Com direção de Luiza Rangel e orientação de Eleonora Fabião, a montagem é composta por jogos que invertem a lógica cotidiana da cena. No palco, oito atores investigam corpo, transformação, imagem, monstruosidade e absurdo após um rinoceronte invadir a cidade e desencadear uma série de estranhas metamorfoses, em que os seres humanos se transformam em bichos selvagens.
Vencedora do Prêmio Yan Michalski (Questão de Crítica) nas categorias Ator (Davi Palmeira) e Especial (Arte Sonora) e do Festival Internacional de Teatro de Blumenau – FITUB – nas categorias Espetáculo, Direção, Ator (André Locatelli e Davi Palmeira) e Desenho Sonoro, “rINOCERONTEs” investiga a dramaturgia de Eugène Ionesco, criando diálogos com o momento atual. O texto é dos anos 1960, uma época marcada por uma forte disseminação de regimes totalitários na Europa. Segundo relatos, o autor escreveu a obra quando um número grande de seus colegas aderiu a movimentos fascistas.

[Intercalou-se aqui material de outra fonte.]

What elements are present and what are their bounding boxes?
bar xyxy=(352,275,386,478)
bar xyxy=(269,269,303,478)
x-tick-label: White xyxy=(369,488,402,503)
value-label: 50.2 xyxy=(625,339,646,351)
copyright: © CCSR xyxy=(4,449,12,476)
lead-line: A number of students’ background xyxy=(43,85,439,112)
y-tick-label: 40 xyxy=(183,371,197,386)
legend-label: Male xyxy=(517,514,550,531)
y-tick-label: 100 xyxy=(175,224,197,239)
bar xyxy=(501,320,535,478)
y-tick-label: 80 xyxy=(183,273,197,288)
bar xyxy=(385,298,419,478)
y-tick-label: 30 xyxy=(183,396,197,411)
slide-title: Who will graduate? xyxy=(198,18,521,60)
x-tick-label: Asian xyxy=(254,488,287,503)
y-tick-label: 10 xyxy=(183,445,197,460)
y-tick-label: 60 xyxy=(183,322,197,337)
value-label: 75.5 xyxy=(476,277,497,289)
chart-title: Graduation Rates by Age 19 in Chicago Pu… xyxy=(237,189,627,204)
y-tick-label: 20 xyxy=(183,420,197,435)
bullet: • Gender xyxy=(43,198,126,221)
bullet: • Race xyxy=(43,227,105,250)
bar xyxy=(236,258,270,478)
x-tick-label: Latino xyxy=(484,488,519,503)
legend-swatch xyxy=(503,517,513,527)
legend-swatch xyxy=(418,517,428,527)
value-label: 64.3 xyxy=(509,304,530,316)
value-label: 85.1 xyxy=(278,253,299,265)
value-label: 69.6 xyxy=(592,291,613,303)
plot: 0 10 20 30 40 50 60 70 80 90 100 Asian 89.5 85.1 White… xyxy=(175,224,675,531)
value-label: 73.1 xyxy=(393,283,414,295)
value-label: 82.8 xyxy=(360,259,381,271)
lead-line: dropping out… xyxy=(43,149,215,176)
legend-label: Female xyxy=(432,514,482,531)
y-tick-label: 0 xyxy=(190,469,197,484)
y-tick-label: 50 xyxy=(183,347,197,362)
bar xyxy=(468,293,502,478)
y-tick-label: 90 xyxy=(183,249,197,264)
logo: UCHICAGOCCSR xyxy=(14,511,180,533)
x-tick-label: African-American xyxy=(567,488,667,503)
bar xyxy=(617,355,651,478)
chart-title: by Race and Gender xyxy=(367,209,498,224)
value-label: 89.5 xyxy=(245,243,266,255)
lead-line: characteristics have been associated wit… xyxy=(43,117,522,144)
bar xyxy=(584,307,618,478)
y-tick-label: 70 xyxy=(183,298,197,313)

A diretora Luiza Rangel considera o texto bastante atual por tratar de temas como manipulação da informação e a proliferação de discursos de ódio. “Não é na passagem do rinoceronte pela cidade, ou mesmo na metamorfose, que reside o absurdo. É na desumanização devastadora que se revela na construção da cena e na evolução do espetáculo. Muita coisa aconteceu no Brasil, politicamente falando, nos últimos anos. Quais são os rinocetontes da nossa atualidade?”, questiona a diretora. “Mergulhamos no Ionesco observando as imposições invisíveis de controle, a intensa massificação, a guerra de informações e a priorização do objeto em detrimento do humano. O desejo, nesta montagem, é despertar reflexões sobre regimes de relação e de convívio”, completa.
Nascido dentro do curso de Direção Teatral da UFRJ, o espetáculo é dividido em três atos. Cada um deles é marcado por uma atmosfera específica, intensificada pelos efeitos de luz, pela composição sonora – manipulada ao vivo a partir da captura de sons do próprio espaço de apresentação – e pelo uso do plástico como elemento disparador de experiências sensoriais.
SINOPSE – Dois amigos marcam um encontro em um café. A conversa é interrompida por um estrondoso ruído de animal. Um rinoceronte invade a cidade e desde então começam a acontecer estranhas transformações. Ser rinoceronte torna-se o desejo daqueles que ainda se encontram em estado humano.